Judge Mukasey said that for Ms. Lindauer to succeed as an agent of the Iraqi government, she would have had to influence other people. But her mental condition makes that highly unlikely, he said.
"The record shows that even lay people recognize that she is seriously disturbed," Judge Mukasey said in a 35-page ruling issued on Wednesday. He said that a neighbor had suspected her of being mildly schizophrenic.

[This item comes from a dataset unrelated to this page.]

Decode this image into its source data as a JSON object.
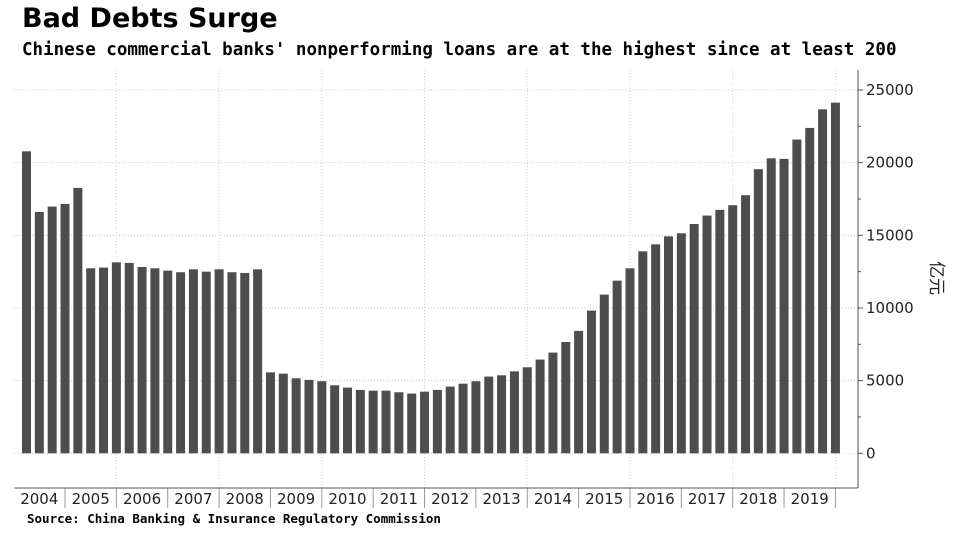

Prosecutors said she met with Iraqi intelligence officers at places in Baghdad, including Al Rashid Hotel, in 2002, where she accepted $5,000 in cash.
Ms. Lindauer told a television reporter after her arrest that she was innocent, and that she was an antiwar activist.
Ms. Lindauer worked as a journalist in Washington and in the press offices of several liberal Democrats in the House and Senate, although her last such job was in 2002.
At least a half dozen doctors for both the defense and the prosecution have found that Ms. Lindauer suffers from delusions of grandeur and paranoia, which makes her incompetent to stand trial, the judge said. But she refuses to accept the diagnosis or to take medication, he said. One doctor found that Ms. Lindauer had a history of psychotic episodes going back to her childhood, possibly at the age of 7, the judge said. These include her contention that she had gifts of prophecy that allowed her to report 11 bombings before they happened, that she spoke with divine inspiration and that she was an angel.
Among her paranoid delusions, doctors said, were the notion that she was being watched by hidden cameras in her apartment, that the Egyptian government had tried to assassinate her and that men next door had videotaped her under instructions from President Bill Clinton.
At a hearing before Judge Mukasey yesterday, prosecutors offered a backup plan, asking the judge to order Ms. Lindauer to either voluntarily take antipsychotic drugs for 30 days or be held in contempt. Contempt charges could be punished with jail time.
Judge Mukasey declined to rule on the prosecutor's suggestion, saying that the case was being assigned to another judge and that he would leave that decision to her.
Meanwhile, he ordered Ms. Lindauer to be released under previously determined terms, including on bail of $500,000, on the condition that she receive psychological counseling and that her travel be restricted.
Her lawyer, Sanford Talkin, said she was released from the Metropolitan Correctional Center in Manhattan, where she has been held for the last few weeks.
Before that, she was in a federal prison hospital in Carswell, Tex. He said she would now return to her home in Maryland.
"She can't go to trial until she's competent," Mr. Talkin said. "I think it was a difficult decision, but I think it was the right decision, and I think it was a just decision."
Ms. Lindauer is a 1985 graduate of Smith College, where she majored in economics, and she received a master's degree from the London School of Economics.
Her father, John Lindauer, was the Republican nominee for governor of Alaska in 1998.
Judge Mukasey also expressed humanitarian concerns about forcing Ms. Lindauer to take medication, which, he said, "necessarily involves physically restraining defendant so that she can be injected with mind-altering drugs."